What is AIDA: definition, uses and examples

AIDA is a highly effective copywriting formula that focuses in on the specific consumer, resulting in a more personal and individual approach to raise conversions. It is used in commercials, email marketing, websites and text ads, etc. AIDA is considered as a guideline in copywriting to maximize interaction with the consumer.

So what is AIDA

The initials AIDA stand for Attention, Interest, Desire, Action.


In general, attention is your first and only shot. If you can’t grab the attention of your prospect from the get-go, you certainly will not achieve the end goal of turning your prospect into a consumer. 

Judge what will garner the most attention and be noticed for maximum user interaction. Without catching attention, your email will be ignored, and there will be no next step, so identify exactly what will grab it. For example, in email marketing, you attract attention with the subject line

Test what strategy will best contribute to brand awareness and execute from there. Examples of attention grabbers:

  • personalization variables, such as prospect’s name, company, or geographical location
  • words of urgency like now, important, surprise, or brand new 
  • an offer of a free product or service
  • quick questions that pique curiosity
  • dynamic use of color and design


Once you have their attention, you have to keep their interest. Make it about them, not you. Appeal to them personally, focusing on their needs, wants, and pain points. Using media, such as images and videos, can help capture and maintain interest. Enticing interest is key to the next step’s success. How you capture interest is really broad so be creative and don’t be afraid to be bold.
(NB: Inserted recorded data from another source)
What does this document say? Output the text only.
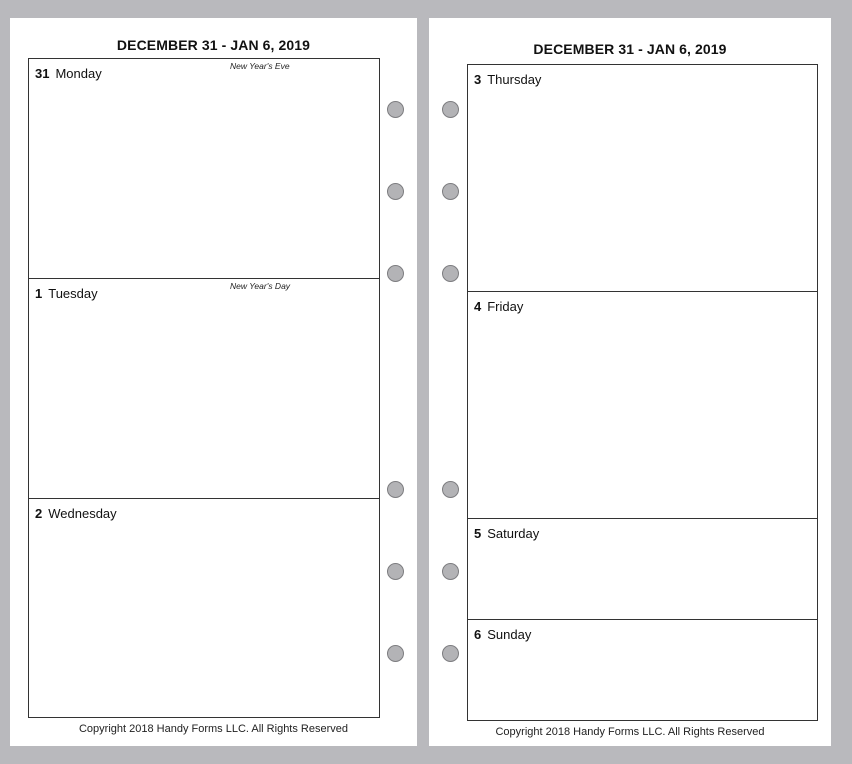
DECEMBER 31 - JAN 6, 2019
31 Monday	New Year's Eve
1 Tuesday	New Year's Day
2 Wednesday
Copyright 2018 Handy Forms LLC. All Rights Reserved
DECEMBER 31 - JAN 6, 2019
3 Thursday
4 Friday
5 Saturday
6 Sunday
Copyright 2018 Handy Forms LLC. All Rights Reserved
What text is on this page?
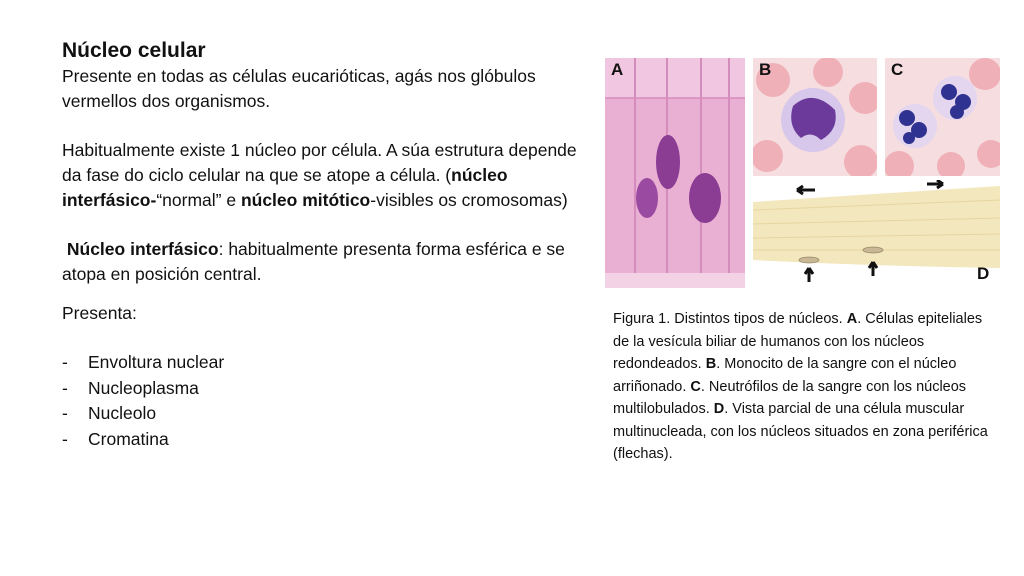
Núcleo celular

Presente en todas as células eucarióticas, agás nos glóbulos vermellos dos organismos.

Habitualmente existe 1 núcleo por célula. A súa estrutura depende da fase do ciclo celular na que se atope a célula. (núcleo interfásico-“normal” e núcleo mitótico-visibles os cromosomas)

Núcleo interfásico: habitualmente presenta forma esférica e se atopa en posición central.

Presenta:

- Envoltura nuclear
- Nucleoplasma
- Nucleolo
- Cromatina
A	B	C
D
Figura 1. Distintos tipos de núcleos. A. Células epiteliales de la vesícula biliar de humanos con los núcleos redondeados. B. Monocito de la sangre con el núcleo arriñonado. C. Neutrófilos de la sangre con los núcleos multilobulados. D. Vista parcial de una célula muscular multinucleada, con los núcleos situados en zona periférica (flechas).
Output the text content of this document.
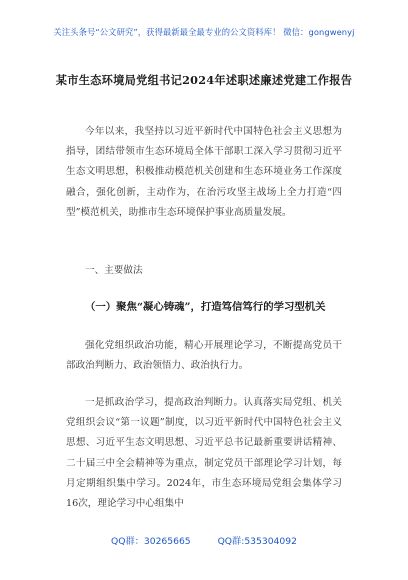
关注头条号“公文研究”，获得最新最全最专业的公文资料库！ 微信：gongwenyj
某市生态环境局党组书记2024年述职述廉述党建工作报告

今年以来，我坚持以习近平新时代中国特色社会主义思想为指导，团结带领市生态环境局全体干部职工深入学习贯彻习近平生态文明思想，积极推动模范机关创建和生态环境业务工作深度融合，强化创新，主动作为，在治污攻坚主战场上全力打造“四型”模范机关，助推市生态环境保护事业高质量发展。

一、主要做法
（一）聚焦“凝心铸魂”，打造笃信笃行的学习型机关

强化党组织政治功能，精心开展理论学习，不断提高党员干部政治判断力、政治领悟力、政治执行力。

一是抓政治学习，提高政治判断力。认真落实局党组、机关党组织会议“第一议题”制度，以习近平新时代中国特色社会主义思想、习近平生态文明思想、习近平总书记最新重要讲话精神、二十届三中全会精神等为重点，制定党员干部理论学习计划，每月定期组织集中学习。2024年，市生态环境局党组会集体学习16次，理论学习中心组集中

QQ群：30265665	QQ群:535304092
Consider wording carefully, say what you need to say to make an impression, such as:

  • less interesting: “Our tool raises conversions 4x” vs the more attractive: “Do you want to increase your conversions 4x without 4 times the more effort?”
  • less interesting: “Our product can save you time” vs the more attractive: “Save time and do more with our easy-to-use product!”


You have to make the prospect want, or even need, your offer. Creating an emotional connection to your product is very important in making this step work. Personalization will help grow this connection.

Ways to create desire:

  • “one time only” or “last chance” offers
  • discounts or sales
  • presenting your product as a solution to a specific problem
  • a “give ‘em what they want” chance at fulfillment
  • create scarcity with countdown timers 


Lastly, AIDA calls to Action. The final goal is to have the prospect become a consumer by immediately downloading material, joining a mailing list, buying your product, or any other active participation with your brand. 

If you have used the prior steps to effectively prove your product can fulfill the prospect’s desires, this will lead your prospect to engagement. Engagement can present itself in a myriad of ways, the sky is the limit in how to bring prospects to this step. Some easy ways to encourage action:

  • call-to-action button
  • newsletter sign-up form
  • offers of downloads
  • link to your website

Why AIDA works

AIDA has been found to be highly effective since its inception in the late 19th century, as it serves to the emotions of prospects. 

Though business decisions are often seen as purely logical, that’s far from the truth. Business is conducted by individuals and individuals are swayed by emotional appeals. Understanding the cognitive steps AIDA presents can optimize your marketing endeavors.

Doing your homework and perfecting the buyer personas you are aiming towards greatly increases your chance of catching attention, provoking interest and desire, and successfully pushing towards the action.

Who uses AIDA

AIDA has been used famously by companies such as Nike, Coca-Cola, Apple, and McDonald’s. These companies have perfected the art of defining their consumer base and aiming directly at their intended audience. Their commercial advertisements, in all forms of media (print, tv, social, etc), containing a strong, attention-grabbing creation of desire for their product according to AIDA has proven to work on a global scale. 

Even small businesses can learn valuable lessons from the study of these AIDA-using giants. Think about it, does anyone really need Coke? No, but Coca-Cola has made billions of dollars by making people believe they need Coke and by making people want Coke. In fact, people are so passionate about the brand that they get into arguments over Coke vs. Pepsi.

Presenting your product as something your prospects need, even if they didn’t know they need it yet, is the last kick into the goal of them taking action, which leads to your success. Good, savvy use of AIDA can get your brand there.

In the end, AIDA is all about convincing your prospects to become consumers of your products. It is a tried and true copywriting formula. Take advantage of this method if you want meaningful results from your campaigns.